Ammonia nitrogen degradation metabolic pathway by the novel strain Paracoccus sp. TD-10 and its molecular mechanisms

Heterotrophic nitrification-aerobic denitrification（HN-AD） bacteria have attracted significant attention due to their high tolerance for ammonia nitrogen, efficient ammonia nitrogen degradation capabilities, and strong environmental adaptability in removing nitrogen contaminants from residential and industrial wastewater. This study aimed to investigate the ammonia nitrogen degradation characteristics of a novel HN-AD strain with superior ammonia nitrogen degradation capacity, providing a foundation for optimizing the ammonia nitrogen degradation processes in wastewater treatment facilities.
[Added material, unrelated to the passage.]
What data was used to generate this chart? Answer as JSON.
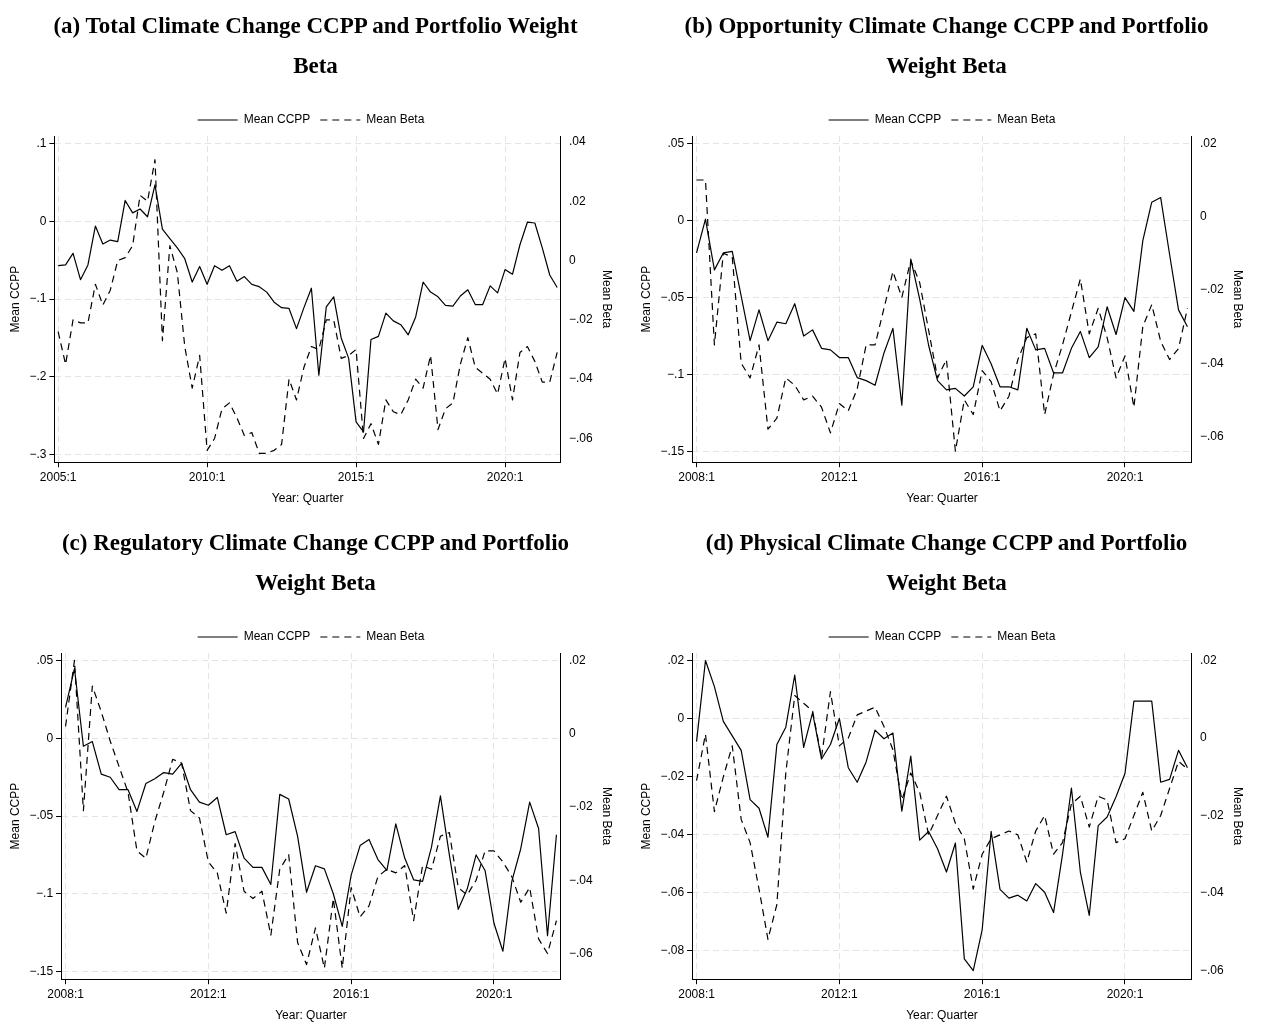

The ammonia nitrogen degradation ability of Paracoccus sp. TD-10 was evaluated under specific conditions: pH 9.0, 28 ℃ and an initial concentration of 100.0 mg/L NH₄⁺, with sodium acetate serving as both the carbon and energy source. The results demonstrated a 100 % degradation rate under these conditions. Whole-genome analysis, functional gene identification, and nitrogen balance studies suggested a potential ammonia degradation pathway: NO₃⁻-N → NO₂⁻-N → NO → N₂O → N₂, and NH₄⁺-N → Gln → Glu. The exceptional ammonia nitrogen degradation efficiency of strain TD-10, combined with its ability to prevent the accumulation of nitrite and nitrate nitrogen, offers a solid theoretical basis for optimizing HN-AD bacteria in the sewage ammonia nitrogen degradation process.